The Meat Industry Association also survived a challenge to its application to appear at today's hearing.

Justice Kit Toogood and the Meat Industry Association survived challenges from the New Zealand Meat Workers Union to grace Affco Holdings' Court of Appeal hearing today, where it sought to reclaim the notion that seasonal workers aren't in permanent employment.

The union this week unsuccessfully challenged Justice Toogood's slot on the three-person appeal bench on the basis that as a mere lawyer back in 1992 he represented the meat industry in NZ Meat Workers Union v Richmond, one of the cases that enshrined the idea that seasonal meat workers aren't in continuous employment. That was effectively overturned by the Employment Court last year in a ruling that Affco was granted leave to appeal in April.

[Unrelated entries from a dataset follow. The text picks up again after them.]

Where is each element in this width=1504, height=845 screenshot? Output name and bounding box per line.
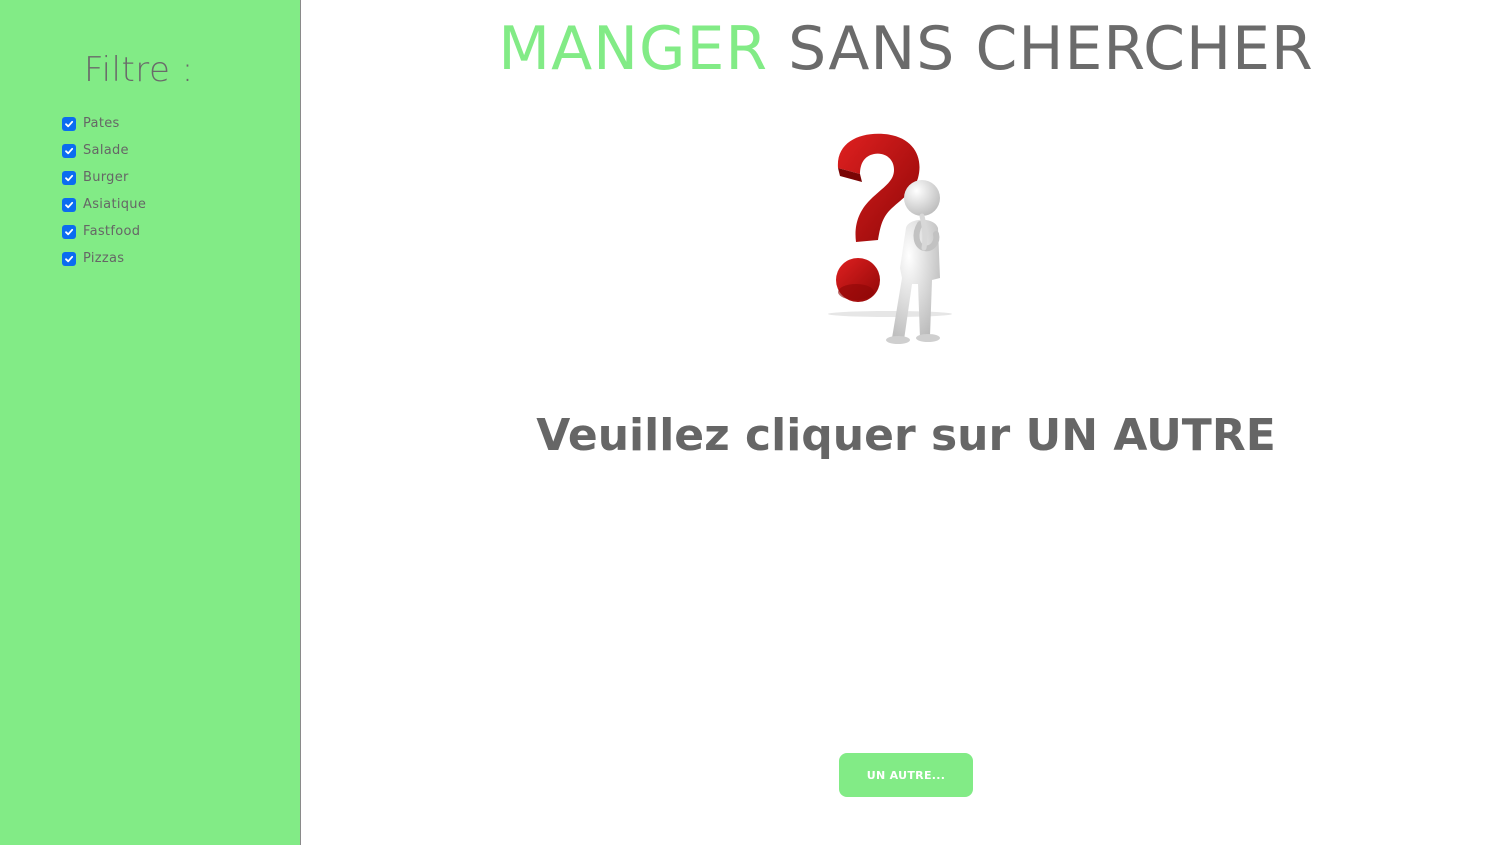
- checkbox-checked-icon[interactable]: [62, 224, 76, 239]
- checkbox-checked-icon[interactable]: [62, 197, 76, 212]
- filter-item-pizzas[interactable]: Pizzas: [62, 245, 146, 272]
- checkbox-checked-icon[interactable]: [62, 170, 76, 185]
- filter-label: Salade: [83, 143, 129, 158]
- checkbox-checked-icon[interactable]: [62, 251, 76, 266]
- site-title-rest: SANS CHERCHER: [768, 14, 1314, 84]
- site-title-accent: MANGER: [498, 14, 769, 84]
- checkbox-checked-icon[interactable]: [62, 143, 76, 158]
- main-content: MANGER SANS CHERCHER Veuillez cliquer su…: [302, 0, 1504, 845]
- filter-item-fastfood[interactable]: Fastfood: [62, 218, 146, 245]
- filter-label: Asiatique: [83, 197, 147, 212]
- filter-item-asiatique[interactable]: Asiatique: [62, 191, 146, 218]
- filter-label: Fastfood: [83, 224, 141, 239]
- filter-list: Pates Salade Burger Asiatique Fastfood P…: [62, 110, 146, 272]
- filter-label: Pates: [83, 116, 120, 131]
- instruction-message: Veuillez cliquer sur UN AUTRE: [536, 410, 1276, 461]
- filter-label: Pizzas: [83, 251, 125, 266]
- page: Filtre : Pates Salade Burger Asiatique F…: [0, 0, 1504, 845]
- filter-item-pates[interactable]: Pates: [62, 110, 146, 137]
- site-title: MANGER SANS CHERCHER: [302, 14, 1504, 84]
- thinking-figure-question-mark-icon: [820, 128, 966, 350]
- filter-item-salade[interactable]: Salade: [62, 137, 146, 164]
- filter-label: Burger: [83, 170, 129, 185]
- filter-sidebar: Filtre : Pates Salade Burger Asiatique F…: [0, 0, 301, 845]
- checkbox-checked-icon[interactable]: [62, 116, 76, 131]
- filter-item-burger[interactable]: Burger: [62, 164, 146, 191]
- filter-title: Filtre :: [84, 50, 194, 90]
- another-button[interactable]: UN AUTRE...: [839, 753, 973, 797]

The Meat Industry Association also survived a challenge to its application to appear at today's hearing as an intervenor, having argued that the Affco ruling had implications for 75 percent of the beef and lamb processing industry and some 13,000 workers.

Paul Wicks QC, for Affco, told the appeal court that the Employment Court had arrived at an "unjustified factual finding that employment continued in the off-season" which amounted to "a breach of natural justice".

Wicks said the expired Affco agreement was largely similar to earlier awards that the courts had concluded and meant Affco workers were laid off at the end of each season and hired anew when the new season began. That is a crucial point in the case because the union said Affco forced workers to sign up to new contracts when the new season began, even though the union and the company were still in negotiations for a new collective contract - a situation the Employment Court deemed a breach of good faith.

The Meat Industry Association argued that the Affco ruling had ramifications for the wider industry because many collective contracts contained similar clauses and the Employment Court had ignored 25 years of case law that would have been known to all the parties when the Affco contract was signed and failed to consider the context in which it approved.

The Meat Workers Union lawyer, Peter Cranney, who successfully argued what amounts to a landmark victory before the Employment Court, told the appeal court today that clauses in the Affco contract made clear the signatories weren't beholden to any precedent from earlier court cases. That included a "completeness clause" that said the agreement replaced any and all previous accords and/or understandings between the parties.

He said the Affco contract was markedly different in its entirety to other collective contracts across the industry and included residual obligations on the company that spanned the off-season, including recognition of seniority.

Presiding Justice Ellen France, who was given a fond farewell by Justice Rhys Harrison at the conclusion of the hearing today in recognition of her elevation to the Supreme Court, said the justices reserved their judgment. A decision is expected in about two weeks.

The appeal ruling is part of a series of ongoing legal clashes between Affco and the Meatworkers Union, which has achieved a measure of success in the Employment Court. The union's national secretary Graham Cooke said the win in the Employment Court had been a pyrrhic victory because Affco has continued to block access to its members at processing plants and treated them less favourably in terms of shifts and seniority.

Affco was the first under the government's new employment law to apply for an end to bargaining under amendments to the Employment Relations Act which lets firms opt out of multi-employer agreements and removed the duty under good faith bargaining for both sides to reach an agreement.

The original case covered workers at Affco's Rangiuru, Imlay, and Manawatu plants but the company had accepted any finding would cover all eight of its North Island plants.